- Born: Matlock, Derbyshire, United Kingdom
- Education: Durham University (PhD)
- Known for: Hockey stick graph
- Scientific career
- Fields: Dendrochronology Paleoclimate Tree biology Forest ecology
- Workplaces: University of Arizona
- Thesis: Investigations of the ecosystem energetics of an English woodland (1969)
- Website: ltrr.arizona.edu/people/hughes

= Malcolm K. Hughes =

British climatologist

Malcolm K. Hughes is a meso-climatologist and Regents' Professor of Dendrochronology in the Laboratory for Tree-Ring Research at the University of Arizona.

==Education and early life==
Hughes was born in Matlock, Derbyshire, England, and earned a Ph.D in ecology from the University of Durham.

==Career and research==
Since 1998, he is a fellow of the American Geophysical Union.
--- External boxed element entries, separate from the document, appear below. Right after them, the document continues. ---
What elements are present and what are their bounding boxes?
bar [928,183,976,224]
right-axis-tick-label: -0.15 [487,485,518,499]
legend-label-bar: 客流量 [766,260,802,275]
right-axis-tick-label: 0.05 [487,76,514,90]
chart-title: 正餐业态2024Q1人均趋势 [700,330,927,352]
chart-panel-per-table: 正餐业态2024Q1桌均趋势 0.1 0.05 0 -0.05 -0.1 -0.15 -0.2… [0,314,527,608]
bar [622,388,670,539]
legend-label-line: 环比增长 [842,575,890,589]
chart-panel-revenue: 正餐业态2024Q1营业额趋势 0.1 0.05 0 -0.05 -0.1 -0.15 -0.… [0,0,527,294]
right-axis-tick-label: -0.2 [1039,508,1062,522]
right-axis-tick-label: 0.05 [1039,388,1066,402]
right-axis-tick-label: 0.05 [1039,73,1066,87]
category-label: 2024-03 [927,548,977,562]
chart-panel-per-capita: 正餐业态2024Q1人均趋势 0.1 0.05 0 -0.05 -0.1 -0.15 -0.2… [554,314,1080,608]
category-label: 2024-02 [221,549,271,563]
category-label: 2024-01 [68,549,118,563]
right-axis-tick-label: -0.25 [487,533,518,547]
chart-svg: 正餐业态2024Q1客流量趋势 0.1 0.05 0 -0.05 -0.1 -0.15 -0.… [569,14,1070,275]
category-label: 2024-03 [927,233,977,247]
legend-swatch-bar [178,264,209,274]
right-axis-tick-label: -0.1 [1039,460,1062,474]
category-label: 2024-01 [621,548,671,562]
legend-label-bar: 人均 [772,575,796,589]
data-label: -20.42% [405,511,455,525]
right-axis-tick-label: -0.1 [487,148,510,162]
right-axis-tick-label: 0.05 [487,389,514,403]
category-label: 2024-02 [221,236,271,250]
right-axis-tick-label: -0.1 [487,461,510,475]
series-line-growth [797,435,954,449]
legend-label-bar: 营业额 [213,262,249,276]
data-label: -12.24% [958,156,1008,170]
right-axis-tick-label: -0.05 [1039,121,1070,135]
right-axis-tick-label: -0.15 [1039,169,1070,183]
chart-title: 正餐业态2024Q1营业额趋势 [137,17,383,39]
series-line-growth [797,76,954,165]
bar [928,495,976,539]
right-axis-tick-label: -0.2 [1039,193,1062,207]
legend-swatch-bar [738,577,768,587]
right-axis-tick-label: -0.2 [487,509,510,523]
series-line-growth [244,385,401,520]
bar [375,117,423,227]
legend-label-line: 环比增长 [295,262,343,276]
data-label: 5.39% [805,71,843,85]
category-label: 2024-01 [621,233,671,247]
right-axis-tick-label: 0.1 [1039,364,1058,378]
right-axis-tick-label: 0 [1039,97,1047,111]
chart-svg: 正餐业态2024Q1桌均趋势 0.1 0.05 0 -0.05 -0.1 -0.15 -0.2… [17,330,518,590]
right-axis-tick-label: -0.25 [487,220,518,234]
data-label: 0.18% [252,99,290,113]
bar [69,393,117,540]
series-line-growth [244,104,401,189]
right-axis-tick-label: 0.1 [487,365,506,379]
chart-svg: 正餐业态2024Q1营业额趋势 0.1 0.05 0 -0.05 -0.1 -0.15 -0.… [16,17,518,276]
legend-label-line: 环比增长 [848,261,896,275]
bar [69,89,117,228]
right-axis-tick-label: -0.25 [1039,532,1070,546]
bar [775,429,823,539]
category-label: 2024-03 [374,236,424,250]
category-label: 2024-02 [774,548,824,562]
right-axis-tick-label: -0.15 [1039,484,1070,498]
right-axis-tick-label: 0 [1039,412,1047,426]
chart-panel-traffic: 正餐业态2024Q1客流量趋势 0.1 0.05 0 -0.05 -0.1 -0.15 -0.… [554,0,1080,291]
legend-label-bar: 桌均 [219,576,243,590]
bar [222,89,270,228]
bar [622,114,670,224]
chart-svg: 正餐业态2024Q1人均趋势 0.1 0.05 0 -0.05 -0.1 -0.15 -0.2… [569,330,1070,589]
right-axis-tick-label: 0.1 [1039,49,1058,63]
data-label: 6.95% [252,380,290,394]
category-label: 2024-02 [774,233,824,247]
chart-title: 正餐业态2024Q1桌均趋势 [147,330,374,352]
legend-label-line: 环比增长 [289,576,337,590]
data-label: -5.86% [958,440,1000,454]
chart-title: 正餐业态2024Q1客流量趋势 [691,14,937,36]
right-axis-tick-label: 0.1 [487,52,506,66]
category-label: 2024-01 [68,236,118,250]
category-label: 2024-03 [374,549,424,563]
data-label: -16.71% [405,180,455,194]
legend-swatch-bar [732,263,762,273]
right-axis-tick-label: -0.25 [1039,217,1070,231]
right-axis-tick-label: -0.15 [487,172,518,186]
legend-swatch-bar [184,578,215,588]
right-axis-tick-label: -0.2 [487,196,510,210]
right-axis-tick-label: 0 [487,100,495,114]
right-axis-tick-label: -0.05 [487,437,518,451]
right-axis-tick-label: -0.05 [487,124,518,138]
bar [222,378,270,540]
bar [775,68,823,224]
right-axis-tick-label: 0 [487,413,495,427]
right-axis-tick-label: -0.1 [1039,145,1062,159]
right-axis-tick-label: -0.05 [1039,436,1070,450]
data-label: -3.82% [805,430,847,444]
His research is on the nature of climate variability, specifically focusing on the timescales of years to centuries. He uses natural recorded records such as tree rings.

Hughes has studied geographical areas including Europe, Asia, and the Sierra Nevada. In addition to tree rings, Hughes uses ice cores, laminated sediments, and the historical temperature record to help understand past climates. In 1998, he was a co-author with Michael E. Mann and Raymond S. Bradley on a paper which produced the first eigenvector-based climate field reconstruction (CFR) incorporating multiple climate proxy data sets of different types and lengths into a high-resolution reconstruction of northern hemisphere temperatures. In 1999 the same team extended the method to cover 1,000 years, producing what was dubbed the hockey stick graph.